Sojitz India Pvt. Ltd. Vs. Commercial Tax Officer (Enforcement), Vellore – 2021 (50) G.S.T.L. 280 (High Court – Madras)

A revisional power cannot be akin to appellate power and at best, the Revisional Authority can consider as to whether there was any procedural error committed by the Lower Authority.

Facts-The appellant filed the said writ petition challenging an order passed by the second respondent in R.T. No. 82/2016, dated 6-2-2017. The said revision petition was filed by the appellant before the second respondent against the order passed by the first respondent herein dated 13-3-2016 detaining the goods, which were transported from Maharashtra to Tamil Nadu and imposing a compounding fee. The second respondent disposed of the said revision petition by remanding the matter to the first respondent to fix the correct compounding fee as per the provisions of the Statute namely Section 72(1)(a) of the Tamil Nadu Value Added Tax Act, 2006 (for short, the Act). The Learned Single Judge, who heard the said writ petition, held that as against the order passed by the second respondent dated 6-2-2017, a second revision lies before the Additional Commissioner (CT) (RP), office of the Commissioner of Commercial Taxes, Chepauk, Chennai-5 and the time limit for filing the second revision was 30 days. the Learned Single Judge held that the High Court, in exercise of powers under Article 226 of the Constitution of India, ought not to entertain a writ petition assailing the order passed by a statutory authority which was not appealed against within the maximum period of limitation before the concerned Appellate Authority and accordingly dismissed the said writ petition.

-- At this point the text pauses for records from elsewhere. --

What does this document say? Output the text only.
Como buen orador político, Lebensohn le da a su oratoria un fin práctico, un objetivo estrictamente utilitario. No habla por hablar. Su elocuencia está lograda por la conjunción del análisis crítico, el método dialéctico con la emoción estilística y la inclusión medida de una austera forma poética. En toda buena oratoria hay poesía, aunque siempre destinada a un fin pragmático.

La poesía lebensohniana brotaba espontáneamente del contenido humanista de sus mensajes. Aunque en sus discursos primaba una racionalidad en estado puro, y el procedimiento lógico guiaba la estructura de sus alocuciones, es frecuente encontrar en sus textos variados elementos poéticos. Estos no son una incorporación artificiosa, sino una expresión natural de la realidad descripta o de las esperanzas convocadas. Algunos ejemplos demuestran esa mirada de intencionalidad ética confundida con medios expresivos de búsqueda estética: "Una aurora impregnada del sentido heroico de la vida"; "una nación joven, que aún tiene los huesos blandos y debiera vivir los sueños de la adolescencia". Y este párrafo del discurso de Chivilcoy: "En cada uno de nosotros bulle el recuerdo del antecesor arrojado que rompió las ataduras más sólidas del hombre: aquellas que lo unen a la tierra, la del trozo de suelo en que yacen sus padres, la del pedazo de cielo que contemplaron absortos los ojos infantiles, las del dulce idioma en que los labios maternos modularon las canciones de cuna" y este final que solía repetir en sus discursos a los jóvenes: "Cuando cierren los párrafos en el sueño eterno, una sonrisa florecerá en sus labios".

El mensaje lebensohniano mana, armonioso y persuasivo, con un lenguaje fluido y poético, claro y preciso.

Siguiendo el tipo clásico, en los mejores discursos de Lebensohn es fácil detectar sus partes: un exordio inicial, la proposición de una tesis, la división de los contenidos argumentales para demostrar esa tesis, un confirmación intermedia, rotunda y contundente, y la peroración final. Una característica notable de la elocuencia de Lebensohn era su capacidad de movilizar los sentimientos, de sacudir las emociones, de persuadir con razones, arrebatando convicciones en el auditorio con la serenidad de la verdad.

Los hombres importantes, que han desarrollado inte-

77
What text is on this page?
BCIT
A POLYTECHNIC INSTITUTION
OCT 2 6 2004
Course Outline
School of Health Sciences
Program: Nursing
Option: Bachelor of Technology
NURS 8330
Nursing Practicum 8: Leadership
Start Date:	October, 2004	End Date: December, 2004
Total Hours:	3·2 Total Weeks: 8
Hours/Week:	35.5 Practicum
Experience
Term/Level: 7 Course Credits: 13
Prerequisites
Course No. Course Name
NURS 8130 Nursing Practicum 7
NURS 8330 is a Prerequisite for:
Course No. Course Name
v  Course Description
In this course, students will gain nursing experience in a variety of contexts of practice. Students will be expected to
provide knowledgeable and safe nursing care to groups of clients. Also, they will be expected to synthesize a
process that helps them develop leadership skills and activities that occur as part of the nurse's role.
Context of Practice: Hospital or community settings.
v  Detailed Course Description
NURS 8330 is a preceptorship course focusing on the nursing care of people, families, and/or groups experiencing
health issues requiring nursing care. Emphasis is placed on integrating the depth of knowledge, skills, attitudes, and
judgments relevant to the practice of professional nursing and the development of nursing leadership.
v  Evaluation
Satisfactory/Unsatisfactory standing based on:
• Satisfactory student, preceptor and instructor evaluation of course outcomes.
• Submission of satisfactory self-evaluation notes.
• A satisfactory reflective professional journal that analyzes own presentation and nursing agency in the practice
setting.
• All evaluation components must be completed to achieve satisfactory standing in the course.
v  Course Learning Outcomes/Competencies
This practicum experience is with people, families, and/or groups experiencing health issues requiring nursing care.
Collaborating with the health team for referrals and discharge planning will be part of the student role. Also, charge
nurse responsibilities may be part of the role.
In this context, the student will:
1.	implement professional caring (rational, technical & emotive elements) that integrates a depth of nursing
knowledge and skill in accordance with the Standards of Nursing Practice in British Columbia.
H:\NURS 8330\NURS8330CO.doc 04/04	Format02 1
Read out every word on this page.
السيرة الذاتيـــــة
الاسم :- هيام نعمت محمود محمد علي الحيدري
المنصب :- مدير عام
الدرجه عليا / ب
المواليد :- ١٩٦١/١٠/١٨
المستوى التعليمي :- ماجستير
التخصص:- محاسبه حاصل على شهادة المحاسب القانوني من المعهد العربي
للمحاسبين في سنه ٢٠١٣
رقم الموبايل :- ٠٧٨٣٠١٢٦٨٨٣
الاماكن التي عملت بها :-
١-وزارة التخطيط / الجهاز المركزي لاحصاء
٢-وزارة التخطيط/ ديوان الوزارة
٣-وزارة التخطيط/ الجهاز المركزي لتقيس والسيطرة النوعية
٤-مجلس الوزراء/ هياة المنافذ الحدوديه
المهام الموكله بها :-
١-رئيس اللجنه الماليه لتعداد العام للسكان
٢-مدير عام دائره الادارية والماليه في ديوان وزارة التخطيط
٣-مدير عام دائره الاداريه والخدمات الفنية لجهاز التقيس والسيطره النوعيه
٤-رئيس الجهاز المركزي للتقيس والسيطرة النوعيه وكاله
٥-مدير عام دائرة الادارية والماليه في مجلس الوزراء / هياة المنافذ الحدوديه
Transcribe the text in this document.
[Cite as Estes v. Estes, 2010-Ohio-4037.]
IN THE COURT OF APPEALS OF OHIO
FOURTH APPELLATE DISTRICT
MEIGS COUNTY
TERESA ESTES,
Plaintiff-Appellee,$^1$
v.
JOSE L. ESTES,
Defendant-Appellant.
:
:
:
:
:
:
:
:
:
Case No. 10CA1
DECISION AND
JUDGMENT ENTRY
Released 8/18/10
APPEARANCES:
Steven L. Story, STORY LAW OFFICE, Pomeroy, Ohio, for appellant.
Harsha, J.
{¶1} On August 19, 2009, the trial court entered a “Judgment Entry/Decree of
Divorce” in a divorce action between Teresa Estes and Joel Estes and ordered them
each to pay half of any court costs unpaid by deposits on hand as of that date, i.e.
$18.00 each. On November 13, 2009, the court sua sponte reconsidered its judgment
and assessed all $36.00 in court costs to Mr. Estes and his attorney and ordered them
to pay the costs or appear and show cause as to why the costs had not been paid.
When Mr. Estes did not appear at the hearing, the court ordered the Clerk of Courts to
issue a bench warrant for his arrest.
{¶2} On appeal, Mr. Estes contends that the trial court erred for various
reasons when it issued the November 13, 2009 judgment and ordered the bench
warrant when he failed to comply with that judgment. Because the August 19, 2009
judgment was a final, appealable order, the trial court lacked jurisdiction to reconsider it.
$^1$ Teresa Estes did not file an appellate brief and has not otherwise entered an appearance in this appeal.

Held- The Hon’ble High Court held that the first respondent has not recorded as to why the documents produced by the appellant cannot be accepted. If any clarification is required, the same could have been called for. Therefore, it is clear that the compounding notice dated 13-3-2016 is not only a non-speaking notice, but a notice in violation of the principles of natural justice, as the grounds raised by the appellant have not been considered by the first respondent.

The same mistake was committed by the second respondent – the Revisional Authority, who is in the cadre of Joint Commissioner. We have observed that the order is devoid of any reasons. Therefore, not only the compounding notice, but also the detention order are arbitrary, unreasonable and in violation of the principles of natural justice. Further, this Court is not denuded of its jurisdiction to interfere with the same.

A revisional power cannot be akin to appellate power and at best, the Revisional Authority can consider as to whether there was any procedural error committed by the Lower Authority, but would not be justified in re-appreciating the entire facts. The remedy provided under Section 57 of the Act, in so far as the appellant’s case is concerned, is not an effective remedy because the First Revisional Authority failed to record any reasons nor there was any fairness in the approach of the second respondent apart from violating the principles of natural justice. This issue can never be set right by the Second Revisional Authority, who appears to be an officer in the cadre of Additional Commissioner.

For the foregoing reasons, the writ appeal is allowed and the impugned order passed by the Learned Single Judge is set aside. Consequently, the order passed by the second respondent dated 6-2-2017 in R.P. No. 82/2016 and the demand notice dated 3-3-2017 issued by the first respondent are set aside. The first respondent is directed to refund the sum of Rs. 6,50,000/- (Rupees six lakhs and fifty thousand only) paid by the appellant dealer at the time of release of goods. The said amount shall be refunded to the appellant-dealer within a period two months from date of receipt of a copy of this judgment with an option to adjust the same against any other tax liability that may arise in respect of the appellant.